Les États-Unis ont besoin de toute urgence d’une académie virtuelle de cybersécurité pour former des cyberdéfenseurs à la sécurité nationale, selon l’Internet Security Alliance (ISA).

Il a noté dans une récente mise à jour de son rapport sur les cybermenaces de la Défense nationale que le gouvernement fédéral doit faire preuve de la détermination démontrée à la fin de la Seconde Guerre mondiale lorsque les États-Unis ont créé l’Académie de l’Air Force pour garantir que la nation dispose du personnel formé pour la défendre sur le nouveau théâtre d’opérations aériens.

« Aujourd’hui, les États-Unis sont confrontés à une lacune presque identique – cette fois en ce qui concerne le conflit numérique », a affirmé l’ISA. « Le pays, y compris tous les secteurs d’infrastructures critiques, est constamment soumis à des cyberattaques de la part d’États-nations bien financés, et nous manquons d’un nombre suffisant de personnel qualifié, nécessaire pour défendre les systèmes gouvernementaux et ceux du secteur privé. »

Il explique que malgré des investissements élevés dans la cybersécurité, le déficit de main-d’œuvre est écrasant, avec 500 000 à 750 000 postes vacants en cybersécurité dans tout le pays, dont 35 000 postes non pourvus au sein du gouvernement fédéral.

« Les États-Unis doivent réagir avec la même urgence qu’ils ont démontrée après la Seconde Guerre mondiale », affirme-t-il. « Bien qu’il existe certains programmes gouvernementaux visant à promouvoir la formation en cybersécurité en échange de services gouvernementaux, comme le ferait une académie virtuelle, ils sont beaucoup trop petits.

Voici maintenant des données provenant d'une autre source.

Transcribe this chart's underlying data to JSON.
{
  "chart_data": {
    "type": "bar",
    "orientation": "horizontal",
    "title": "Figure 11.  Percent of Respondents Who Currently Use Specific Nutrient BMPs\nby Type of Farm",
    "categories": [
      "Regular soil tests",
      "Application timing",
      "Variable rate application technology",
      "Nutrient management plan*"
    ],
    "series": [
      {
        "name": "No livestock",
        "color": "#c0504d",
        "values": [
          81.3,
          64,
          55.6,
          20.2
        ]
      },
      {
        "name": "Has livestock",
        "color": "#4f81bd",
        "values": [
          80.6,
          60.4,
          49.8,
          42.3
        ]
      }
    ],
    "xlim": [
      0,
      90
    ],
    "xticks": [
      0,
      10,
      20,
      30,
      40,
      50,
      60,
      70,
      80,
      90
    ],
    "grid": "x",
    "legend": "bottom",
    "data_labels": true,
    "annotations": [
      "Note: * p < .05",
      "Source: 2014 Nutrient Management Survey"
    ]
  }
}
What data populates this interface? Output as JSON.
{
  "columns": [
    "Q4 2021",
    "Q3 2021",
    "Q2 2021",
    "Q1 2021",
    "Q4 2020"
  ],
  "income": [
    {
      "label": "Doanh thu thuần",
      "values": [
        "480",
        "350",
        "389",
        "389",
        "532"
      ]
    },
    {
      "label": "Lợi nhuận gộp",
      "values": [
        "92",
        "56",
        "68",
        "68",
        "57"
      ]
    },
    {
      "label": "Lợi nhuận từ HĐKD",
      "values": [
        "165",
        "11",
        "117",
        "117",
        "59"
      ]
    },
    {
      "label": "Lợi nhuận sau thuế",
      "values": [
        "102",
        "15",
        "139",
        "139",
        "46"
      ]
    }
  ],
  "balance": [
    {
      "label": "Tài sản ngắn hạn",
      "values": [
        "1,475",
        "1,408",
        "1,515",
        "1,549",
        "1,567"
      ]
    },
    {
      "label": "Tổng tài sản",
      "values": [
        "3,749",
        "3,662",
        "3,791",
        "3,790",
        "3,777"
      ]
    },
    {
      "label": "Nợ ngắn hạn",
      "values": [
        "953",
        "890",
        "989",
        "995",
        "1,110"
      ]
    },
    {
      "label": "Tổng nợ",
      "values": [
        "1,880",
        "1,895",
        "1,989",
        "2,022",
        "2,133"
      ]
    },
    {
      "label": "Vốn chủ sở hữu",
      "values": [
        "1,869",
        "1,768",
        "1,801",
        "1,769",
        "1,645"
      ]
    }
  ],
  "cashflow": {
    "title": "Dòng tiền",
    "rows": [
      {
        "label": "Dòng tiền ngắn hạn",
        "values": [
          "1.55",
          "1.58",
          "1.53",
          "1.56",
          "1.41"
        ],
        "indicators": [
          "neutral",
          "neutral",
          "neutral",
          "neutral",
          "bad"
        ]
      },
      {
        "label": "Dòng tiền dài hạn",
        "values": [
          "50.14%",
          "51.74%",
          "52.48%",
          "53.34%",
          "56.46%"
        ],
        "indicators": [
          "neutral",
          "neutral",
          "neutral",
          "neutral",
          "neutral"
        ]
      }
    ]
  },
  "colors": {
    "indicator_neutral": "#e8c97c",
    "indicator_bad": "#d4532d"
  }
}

Nous devons résoudre le problème à grande échelle. »

Cybersécurité gratuite pour l’Oncle Sam

L’ISA a présenté un plan selon lequel les diplômés de l’académie seraient payés à un niveau similaire à celui des diplômés de West Point et d’Annapolis pendant leur service gouvernemental requis.

Ces salaires sont bien inférieurs à ceux versés aux entrepreneurs indépendants pour effectuer ces travaux. La différence entre ce que le gouvernement paie aux diplômés des académies et ce qu’il paie aux entrepreneurs indépendants est si importante qu’elle couvrirait la totalité du coût de leur formation. Il s’agit essentiellement d’une cybersécurité gratuite pour le gouvernement fédéral, a expliqué l’ISA.

De plus, ajoute-t-il, une fois que les diplômés de l’académie auront terminé leur service gouvernemental, ils occuperont probablement des emplois en cybersécurité dans le secteur privé, où ils continueront à défendre notre nation contre les attaques des États-nations.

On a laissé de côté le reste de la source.